I returned yesterday to Notre Dame for the first time since 1986, having stayed from entering on my previous visit in 2004, fearing the overly commercialized atmosphere that prevails in the surrounding neighborhood would carry over inside. Well, c'est vrai un peu; the noisy tourists were occasionally a distraction, but I happened to arrive just in time for Mass and was pleased to join a considerable crowd inside. The priest, of course, was African and offered the prayers in perfect French, though the faithful seemed to me to be largely French, and not only old ladies, which was the case in the other churches I have attended here, with the notable exception of St: Gervais.
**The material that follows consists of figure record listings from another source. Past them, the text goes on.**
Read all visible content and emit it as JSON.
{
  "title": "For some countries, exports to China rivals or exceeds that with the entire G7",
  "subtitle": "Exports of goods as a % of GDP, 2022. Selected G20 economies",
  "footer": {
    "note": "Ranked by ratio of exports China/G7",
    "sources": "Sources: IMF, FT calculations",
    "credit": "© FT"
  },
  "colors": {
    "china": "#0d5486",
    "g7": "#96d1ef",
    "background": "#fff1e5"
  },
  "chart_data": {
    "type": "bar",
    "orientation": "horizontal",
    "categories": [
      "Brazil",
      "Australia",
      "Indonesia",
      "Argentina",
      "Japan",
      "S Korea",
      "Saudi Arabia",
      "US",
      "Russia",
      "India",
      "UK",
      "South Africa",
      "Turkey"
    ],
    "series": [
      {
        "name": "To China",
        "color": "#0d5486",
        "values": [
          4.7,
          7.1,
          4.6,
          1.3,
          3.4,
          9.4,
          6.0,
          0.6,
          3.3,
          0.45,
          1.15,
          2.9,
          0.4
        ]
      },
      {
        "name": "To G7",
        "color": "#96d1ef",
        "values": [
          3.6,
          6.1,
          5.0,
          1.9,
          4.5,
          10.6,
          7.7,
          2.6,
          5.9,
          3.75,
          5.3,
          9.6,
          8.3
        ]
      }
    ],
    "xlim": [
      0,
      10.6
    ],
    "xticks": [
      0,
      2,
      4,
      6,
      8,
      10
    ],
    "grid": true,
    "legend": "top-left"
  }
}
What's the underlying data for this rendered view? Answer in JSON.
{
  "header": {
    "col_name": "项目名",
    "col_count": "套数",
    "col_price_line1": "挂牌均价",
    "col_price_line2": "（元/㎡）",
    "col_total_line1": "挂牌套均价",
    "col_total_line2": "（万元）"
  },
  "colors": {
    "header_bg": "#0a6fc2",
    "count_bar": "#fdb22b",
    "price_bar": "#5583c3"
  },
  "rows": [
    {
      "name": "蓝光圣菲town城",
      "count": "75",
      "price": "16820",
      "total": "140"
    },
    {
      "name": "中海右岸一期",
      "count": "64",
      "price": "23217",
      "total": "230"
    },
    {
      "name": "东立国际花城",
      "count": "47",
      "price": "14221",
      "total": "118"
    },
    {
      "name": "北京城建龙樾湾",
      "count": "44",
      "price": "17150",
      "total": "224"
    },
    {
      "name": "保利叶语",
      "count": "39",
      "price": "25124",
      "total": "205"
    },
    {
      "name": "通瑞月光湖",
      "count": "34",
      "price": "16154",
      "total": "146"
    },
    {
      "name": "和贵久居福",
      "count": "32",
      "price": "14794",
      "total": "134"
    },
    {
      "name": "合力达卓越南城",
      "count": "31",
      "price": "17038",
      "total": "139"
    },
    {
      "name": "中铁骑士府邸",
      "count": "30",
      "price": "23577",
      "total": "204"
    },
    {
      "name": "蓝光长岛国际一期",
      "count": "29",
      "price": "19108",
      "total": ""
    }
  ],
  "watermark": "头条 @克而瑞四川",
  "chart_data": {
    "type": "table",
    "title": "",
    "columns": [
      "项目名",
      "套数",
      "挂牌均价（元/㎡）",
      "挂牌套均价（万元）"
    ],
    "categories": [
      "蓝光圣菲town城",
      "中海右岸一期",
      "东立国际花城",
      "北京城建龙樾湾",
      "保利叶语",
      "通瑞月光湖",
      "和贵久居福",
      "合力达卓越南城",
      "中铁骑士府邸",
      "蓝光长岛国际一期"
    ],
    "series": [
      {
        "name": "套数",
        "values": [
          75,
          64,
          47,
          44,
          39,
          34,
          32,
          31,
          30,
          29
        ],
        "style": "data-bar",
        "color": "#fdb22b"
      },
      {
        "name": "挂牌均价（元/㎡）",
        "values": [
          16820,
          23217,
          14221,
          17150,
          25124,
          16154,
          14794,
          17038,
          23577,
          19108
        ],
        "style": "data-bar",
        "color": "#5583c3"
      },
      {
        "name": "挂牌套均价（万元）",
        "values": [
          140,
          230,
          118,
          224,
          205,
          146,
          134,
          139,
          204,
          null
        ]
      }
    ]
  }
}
I was particularly struck by the exquisite beauty of the interior, the astoiunding harmony of the fluting okn each pillar and the overall effect of the perfectly shaped arches. It was particularly ironic to hear an American near me at one point complain because none of the floors are flat! Several observations struck me as I prayed my office after Mass. One is that through the Romanticization of the 'Gothic', thanks in part to personages such as Victor Hugo, we have come to think of the Gothic as dark and mysterious. The effect on contemporaries of Gothic concstruction was quite other. Abbot Suger is quoted in one display at ND noting the incredible luminosity of the new style, and students of architecture will tell you that the goal of the builders of the Gothic was to permit the maximum light into the building, in effect to lay transparent the heavens, to join heaven and earth. The decorations did eventually morph into something more grotesque, at, say, Rheims, but this was at least one hundred years after the initial inspiration and occurs under pressures we would recognize as more modern: for example urbanization and its attendant woes of disease and poverty.
In a visit to the Blessed Sacrament, I was encouraged by the presence of a large number of very young women, devoutly at prayer.
This was a heartening visit, amid the persistent ennui of the larger French and European culture. Sarkozy was quoted in a headline emblazoned across Le Mode yesterday: Europe, je vous dis, Reveillez vous! Reveillez vous! Europe, I say to you; Wake up! Wake up! I ended up staying in the 'suburbs', so to speak, and though this is apparently not one of the fearsome banlieu wherein reside the hoardes of angry Arabs, I noticed that this is the first hotel in which I have been offered Al Jazeera as one of the standard channels. While I would not want to take a stand on the immigration issue, especially with regard to the controversial M. Sarkozy, certainly the beauty that has been France is in danger of going the way of other old and tired cultures, but could be reinvigorated by a healthy memory of her Christian past. Let us pray that this can happen throughout Europe.